The average used-vehicle loan for Q3 of this year is $25,909. This amount is up 8% from last year, and 26% from the same quarter in 2019.
Vehicles Damaged by Hurricane Ida Appear on the Market
Enterprising scammers are taking advantage of high used-car prices and a surfeit of flooded vehicles left from Hurricane Ida.
Through a process known as title washing, a seller can re-register a vehicle and remove its title history from most records. These sellers can pay to make cosmetic repairs to flood-damaged vehicles, then sell them for a sizeable profit. This is a problem when these vehicles end up in a dealer’s hands.

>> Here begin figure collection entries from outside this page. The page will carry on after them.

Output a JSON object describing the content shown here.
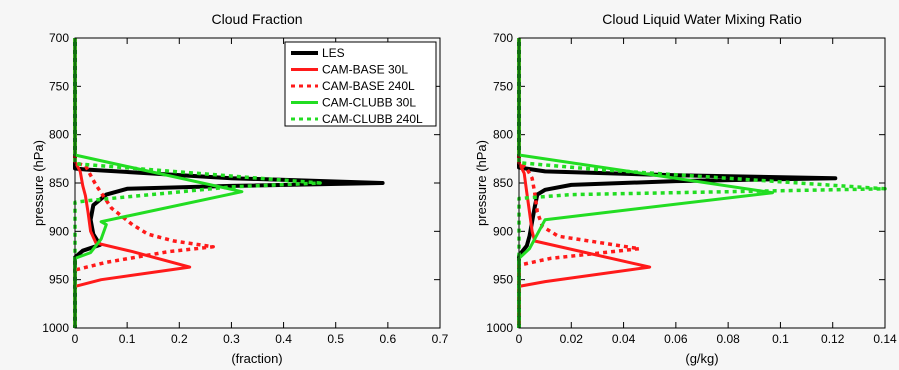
{
  "colors": {
    "LES": "#000000",
    "CAM-BASE 30L": "#ff1a1a",
    "CAM-BASE 240L": "#ff1a1a",
    "CAM-CLUBB 30L": "#22dd22",
    "CAM-CLUBB 240L": "#22dd22"
  },
  "chart_data": [
    {
      "type": "line",
      "title": "Cloud Fraction",
      "xlabel": "(fraction)",
      "ylabel": "pressure (hPa)",
      "xlim": [
        0,
        0.7
      ],
      "ylim": [
        1000,
        700
      ],
      "y_inverted": true,
      "grid": false,
      "legend_position": "top-right",
      "xticks": [
        0,
        0.1,
        0.2,
        0.3,
        0.4,
        0.5,
        0.6,
        0.7
      ],
      "xtick_labels": [
        "0",
        "0.1",
        "0.2",
        "0.3",
        "0.4",
        "0.5",
        "0.6",
        "0.7"
      ],
      "yticks": [
        700,
        750,
        800,
        850,
        900,
        950,
        1000
      ],
      "ytick_labels": [
        "700",
        "750",
        "800",
        "850",
        "900",
        "950",
        "1000"
      ],
      "series": [
        {
          "name": "LES",
          "style": "solid",
          "points": [
            [
              0,
              700
            ],
            [
              0,
              835
            ],
            [
              0.02,
              836
            ],
            [
              0.3,
              845
            ],
            [
              0.59,
              850
            ],
            [
              0.3,
              853
            ],
            [
              0.1,
              856
            ],
            [
              0.06,
              862
            ],
            [
              0.035,
              873
            ],
            [
              0.03,
              888
            ],
            [
              0.035,
              903
            ],
            [
              0.048,
              914
            ],
            [
              0.015,
              920
            ],
            [
              0,
              927
            ],
            [
              0,
              1000
            ]
          ]
        },
        {
          "name": "CAM-BASE 30L",
          "style": "solid",
          "points": [
            [
              0,
              700
            ],
            [
              0,
              828
            ],
            [
              0.01,
              838
            ],
            [
              0.015,
              853
            ],
            [
              0.02,
              863
            ],
            [
              0.025,
              880
            ],
            [
              0.03,
              900
            ],
            [
              0.04,
              912
            ],
            [
              0.11,
              921
            ],
            [
              0.22,
              937
            ],
            [
              0.05,
              950
            ],
            [
              0,
              957
            ],
            [
              0,
              1000
            ]
          ]
        },
        {
          "name": "CAM-BASE 240L",
          "style": "dotted",
          "points": [
            [
              0,
              700
            ],
            [
              0,
              829
            ],
            [
              0.02,
              832
            ],
            [
              0.03,
              842
            ],
            [
              0.04,
              852
            ],
            [
              0.05,
              860
            ],
            [
              0.07,
              876
            ],
            [
              0.11,
              893
            ],
            [
              0.14,
              903
            ],
            [
              0.19,
              910
            ],
            [
              0.265,
              916
            ],
            [
              0.18,
              921
            ],
            [
              0.06,
              932
            ],
            [
              0,
              940
            ],
            [
              0,
              1000
            ]
          ]
        },
        {
          "name": "CAM-CLUBB 30L",
          "style": "solid",
          "points": [
            [
              0,
              700
            ],
            [
              0,
              821
            ],
            [
              0.32,
              859
            ],
            [
              0.05,
              890
            ],
            [
              0.06,
              893
            ],
            [
              0.05,
              908
            ],
            [
              0.03,
              922
            ],
            [
              0,
              928
            ],
            [
              0,
              1000
            ]
          ]
        },
        {
          "name": "CAM-CLUBB 240L",
          "style": "dotted",
          "points": [
            [
              0,
              700
            ],
            [
              0,
              830
            ],
            [
              0.47,
              850
            ],
            [
              0.3,
              854
            ],
            [
              0.03,
              868
            ],
            [
              0,
              870
            ],
            [
              0,
              1000
            ]
          ]
        }
      ]
    },
    {
      "type": "line",
      "title": "Cloud Liquid Water Mixing Ratio",
      "xlabel": "(g/kg)",
      "ylabel": "pressure (hPa)",
      "xlim": [
        0,
        0.14
      ],
      "ylim": [
        1000,
        700
      ],
      "y_inverted": true,
      "grid": false,
      "xticks": [
        0,
        0.02,
        0.04,
        0.06,
        0.08,
        0.1,
        0.12,
        0.14
      ],
      "xtick_labels": [
        "0",
        "0.02",
        "0.04",
        "0.06",
        "0.08",
        "0.1",
        "0.12",
        "0.14"
      ],
      "yticks": [
        700,
        750,
        800,
        850,
        900,
        950,
        1000
      ],
      "ytick_labels": [
        "700",
        "750",
        "800",
        "850",
        "900",
        "950",
        "1000"
      ],
      "series": [
        {
          "name": "LES",
          "style": "solid",
          "points": [
            [
              0,
              700
            ],
            [
              0,
              834
            ],
            [
              0.01,
              838
            ],
            [
              0.06,
              842
            ],
            [
              0.121,
              845
            ],
            [
              0.06,
              848
            ],
            [
              0.02,
              852
            ],
            [
              0.01,
              857
            ],
            [
              0.007,
              862
            ],
            [
              0.006,
              875
            ],
            [
              0.005,
              890
            ],
            [
              0.004,
              905
            ],
            [
              0.003,
              915
            ],
            [
              0,
              925
            ],
            [
              0,
              1000
            ]
          ]
        },
        {
          "name": "CAM-BASE 30L",
          "style": "solid",
          "points": [
            [
              0,
              700
            ],
            [
              0,
              829
            ],
            [
              0.002,
              840
            ],
            [
              0.003,
              860
            ],
            [
              0.004,
              880
            ],
            [
              0.005,
              900
            ],
            [
              0.006,
              910
            ],
            [
              0.05,
              937
            ],
            [
              0.01,
              952
            ],
            [
              0,
              957
            ],
            [
              0,
              1000
            ]
          ]
        },
        {
          "name": "CAM-BASE 240L",
          "style": "dotted",
          "points": [
            [
              0,
              700
            ],
            [
              0,
              829
            ],
            [
              0.003,
              835
            ],
            [
              0.005,
              845
            ],
            [
              0.006,
              860
            ],
            [
              0.007,
              880
            ],
            [
              0.009,
              895
            ],
            [
              0.015,
              905
            ],
            [
              0.046,
              918
            ],
            [
              0.012,
              928
            ],
            [
              0,
              935
            ],
            [
              0,
              1000
            ]
          ]
        },
        {
          "name": "CAM-CLUBB 30L",
          "style": "solid",
          "points": [
            [
              0,
              700
            ],
            [
              0,
              821
            ],
            [
              0.097,
              860
            ],
            [
              0.01,
              888
            ],
            [
              0.007,
              903
            ],
            [
              0.004,
              918
            ],
            [
              0,
              928
            ],
            [
              0,
              1000
            ]
          ]
        },
        {
          "name": "CAM-CLUBB 240L",
          "style": "dotted",
          "points": [
            [
              0,
              700
            ],
            [
              0,
              829
            ],
            [
              0.03,
              836
            ],
            [
              0.14,
              856
            ],
            [
              0.02,
              862
            ],
            [
              0,
              866
            ],
            [
              0,
              1000
            ]
          ]
        }
      ]
    }
  ]
}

If a customer unknowingly purchases a flood-damaged vehicle, it might run fine for a while. But as these vehicles are rotting from the inside out, it won’t be long before problems appear. This will not only cause the customer to return to the dealership for compensation, but it will very likely damage the dealer’s reputation as the customer spreads the news throughout their network.
Dealers need to be extra careful when examining used-car acquisitions as more Ida vehicles enter the used market. Paying careful attention to a vehicle’s history report – checking for gaps in ownership, registration, and mileage disparities – and instructing technicians to look for water damage and abnormal corrosion can go a long way in saving a dealer’s reputation.